Палец был такой длинный, что он и пальцем-то быть не мог. Присмотрелся к нему Еремей повнимательней и сообразил, что это и не палец вовсе, а змея с желтым ядовитым клыком. Чернышеву бы опять испугаться, но не тут-то было, не таков Еремей Чернышев: смело шагнул кат к императору и поклонился до земли. Уважительно поклонился. Даже на четвереньки от уважения после поклона встал. Так и стоял пока сапоги царские не увидел, а как увидел их, так сразу и обомлел. В крови алой те сапоги были.
— А чего у тебя батюшка с сапогами-то? — удивленно спросил Еремей императора, вглядываясь снизу в царское лицо.
— А чего? — не понял царь.
— В крови они у тебя.
— А, вон ты о чем, — махнул рукой император, — народа много по дороге ползало вот я их, и подавил в спешке маленько. Ничего, бабы русские еще нарожают, они это дело любят. А я ведь к тебе Ерема спешил, про болезнь твою тяжкую прослышав. Лечить тебя буду.
— А чего меня лечить? — расплылся в добродушной улыбке Чернышев. — Зубы у меня крепкие. Хочешь, палку ольховую одним махом перегрызу? Хочешь?
— А душа?
— Чего душа?
— С червоточиной она у тебя. Знаешь с какой?
— Погоди, погоди, это, наверное, из-за Марфы? — зачесал затылок кат. — Согрешил я выходит?
— Чего согрешил? — хмыкнул царь.
— А то и согрешил, что при живой жене хотел полюбовницу себе завести. Разве это не грех?
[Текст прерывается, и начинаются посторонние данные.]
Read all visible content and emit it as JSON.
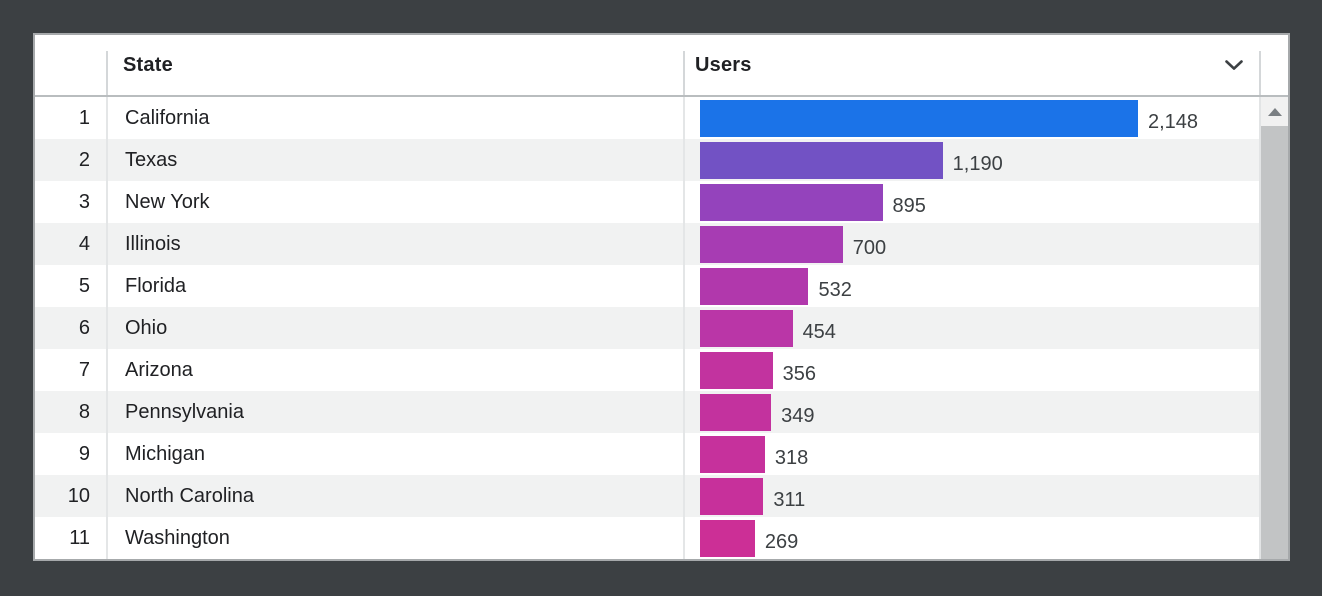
{
  "chart_data": {
    "type": "bar",
    "orientation": "horizontal",
    "title": "",
    "columns": [
      "State",
      "Users"
    ],
    "ranks": [
      "1",
      "2",
      "3",
      "4",
      "5",
      "6",
      "7",
      "8",
      "9",
      "10",
      "11"
    ],
    "categories": [
      "California",
      "Texas",
      "New York",
      "Illinois",
      "Florida",
      "Ohio",
      "Arizona",
      "Pennsylvania",
      "Michigan",
      "North Carolina",
      "Washington"
    ],
    "values": [
      2148,
      1190,
      895,
      700,
      532,
      454,
      356,
      349,
      318,
      311,
      269
    ],
    "value_labels": [
      "2,148",
      "1,190",
      "895",
      "700",
      "532",
      "454",
      "356",
      "349",
      "318",
      "311",
      "269"
    ],
    "bar_colors": [
      "#1b73e8",
      "#7252c4",
      "#9443bc",
      "#a73cb3",
      "#b138ac",
      "#ba36a7",
      "#c2339f",
      "#c3329e",
      "#c6319c",
      "#c7309b",
      "#cc2f96"
    ],
    "max_value": 2148,
    "legend": "none",
    "grid": false,
    "xlabel": "",
    "ylabel": ""
  },
  "icons": {
    "users_sort": "chevron-down",
    "scroll_up": "triangle-up"
  },
  "colors": {
    "page_background": "#3c4043",
    "panel_background": "#ffffff",
    "zebra_row": "#f1f2f2",
    "header_text": "#202124",
    "row_text": "#202124",
    "value_text": "#3c4043",
    "scrollbar_thumb": "#c2c4c5",
    "top_bar_blue": "#1b73e8",
    "bottom_bar_pink": "#cc2f96"
  }
}
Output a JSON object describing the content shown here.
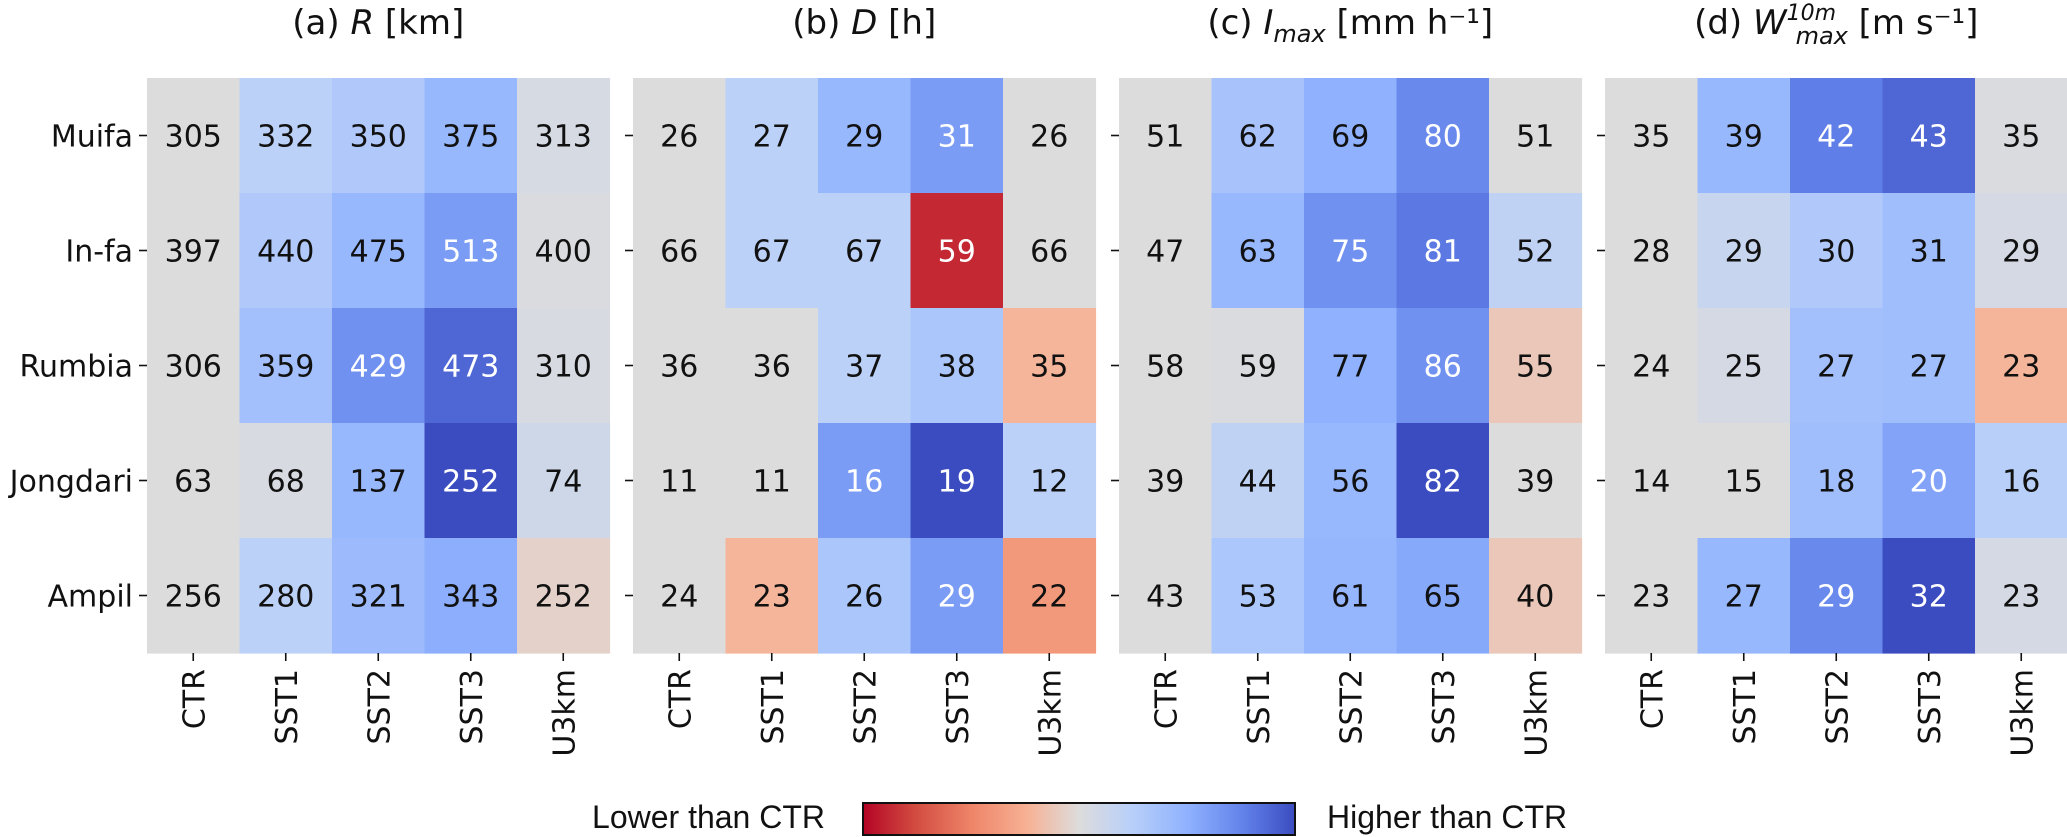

— Да какой это грех? — расхохотался в голос император. — Это не грех, это наоборот достоинство твоё. Я вот тебе чего по секрету Чернышев скажу: сам как бабу смачную увижу, так и бросаюсь на неё, будто ворона на цыпленка. Сразу свое беру. Потому и тебя за это осудить никак не могу. По настоящему ты поступил с Анютой, по-мужски. Не в том твоя болезнь, не в том.
— А в чем же?
— Службу ты царскую предал. Вот в чем недуг твой братец. Очень уж Ушаков за тебя переживает. Нравишься ты ему умением своим, да только вот недуг тебя губит. От такого недуга тебя кроме меня и не вылечит никто. Только я тебе помочь смогу. Только я. Открывай скорее рот, совесть твою сейчас рвать буду. Давай!
Царь схватил Чернышева за плечо и стал трясти, повторяя беспрестанно повторяя сизыми губами: «Вставай. Вставай милый».
Еремей задрожал, напрягся, чтобы поскорей вырваться да убежать в чащу черного леса, и в момент рывка проснулся. Настасья стояла над ним на коленях, трясла за плечо и шептала:
— Вставай! Ушли солдаты и нам уходить надо.
Глава 9
Уже перед самой Москвой идти гораздо веселее было. Часто деревни да села вдоль дороги встречаться стали. Конечно, и леса дремучие были, не без этого, но обжитых мест становилось всё больше и больше. А тут ещё попутчик веселый попался. Носастый мужик в синей рубахе вез в Москву лапти продавать, вот и подсадил к себе на телегу усталых странников. И не просто посадил, а еще и веселил всю дорогу. Еремей-то с Настасьей хорошо, если в пути двумя тремя словами перебросятся, а лапотник сыпал разговором своим, как сеятель семенами на весенней пашне. Ни на мгновение не умолкал. Вот уж у него точно язык без костей был.